Autor znany w Polsce głównie jako dramaturg, scenarzysta, którego sztuka Latarnia morska została wystawiona w Teatrze Narodowym, odsłania inne oblicze. Tobi – mały bohater, wielkie problemy, może nawet zbyt wielkie, prawdopodobnie nie do udźwignięcia nawet dla dorosłego. Powieść porusza wiele wątków – nasycona urozmaiconą problematyką, zaskakuje, zadziwia, porusza, a czasem napawa lękiem. Akcja jest bardzo intensywna już od pierwszych stron. Świat Tobiego to wielkie drzewo, które jest metaforą naszej planety. Życie bohaterów wygląda na co dzień bardzo prozaicznie. Istnieje pewna hierarchiczność drzewa, która określa status społeczny postaci. Drzewo ma swoich rządzących, opiekunów, a także wrogów, którzy usiłują wyeksploatować je dla swoich celów. Autor bardzo mocno akcentuje problemy ochrony środowiska naturalnego, a także harmonii życia, ukazując, że ludzie i świat, w którym żyją to system naczyń połączonych.

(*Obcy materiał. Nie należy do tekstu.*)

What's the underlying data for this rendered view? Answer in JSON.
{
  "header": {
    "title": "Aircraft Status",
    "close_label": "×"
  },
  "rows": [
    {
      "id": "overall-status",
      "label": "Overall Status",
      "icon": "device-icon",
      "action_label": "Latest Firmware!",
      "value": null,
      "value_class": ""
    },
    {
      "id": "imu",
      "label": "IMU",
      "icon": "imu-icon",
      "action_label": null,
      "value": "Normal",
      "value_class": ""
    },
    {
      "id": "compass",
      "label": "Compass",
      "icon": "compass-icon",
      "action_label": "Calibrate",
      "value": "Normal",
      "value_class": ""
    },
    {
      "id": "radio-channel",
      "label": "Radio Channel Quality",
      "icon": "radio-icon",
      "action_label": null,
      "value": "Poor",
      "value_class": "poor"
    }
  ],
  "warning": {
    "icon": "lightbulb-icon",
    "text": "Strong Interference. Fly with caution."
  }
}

Główni bohaterowie – Tobi i jego rodzice prowadzą harmonijny styl życia. Obdarzają się wzajemnym szacunkiem i miłością, jest w nich wiele pokory i zrozumienia w stosunku do innych. Ojciec Tobiego Sim Lolness, ceniony naukowiec, badacz, robi wiele dobrego dla ludzi i swojej „zielonej planety”. Przychodzi jednak dzień, w którym szaleństwo, obłęd i strach zawładną życiem Lolnessów. Bohaterzy wystawieni na próbę uczą wielu ważnych rzeczy. Tobi, uciekając przed zagrożeniem doświadcza skrajnych emocji i pokazuje, jak z nimi walczyć, jak je pokonać. „Rzeczy nie zmieniają się bez powodu” – powtarza ojciec Tobiego, „To strach sprawia, że upadamy (…) Kiedy się żyje w lęku, można upadać co krok”. Przykre wydarzenia i perypetie bohaterów ukazują, że słowa te mają swoje uzasadnienie, nie stanowią pustego frazesu. Strach zawsze podpowiada najgorsze scenariusze, najgorsze rozwiązania. Im bardziej się boimy, tym częściej upadamy coraz boleśniej. Należy zatem podejmować walkę z samym sobą. Nie zawsze poddawani jesteśmy
racjonalności zdarzeń, w codzienność może zakraść się również absurd obłęd, tragiczne konflikty, pomyłki, nieporozumienia i lęk, który może doprowadzić do ruiny ostatecznej. Nieprzewidywalność losu, ale także ludzkie przywary stanowią życiowe dylematy i komplikują codzienną egzystencję: brak zrozumienia, egoizm, żądza władzy, kłamstwo, mściwość, słabość charakteru.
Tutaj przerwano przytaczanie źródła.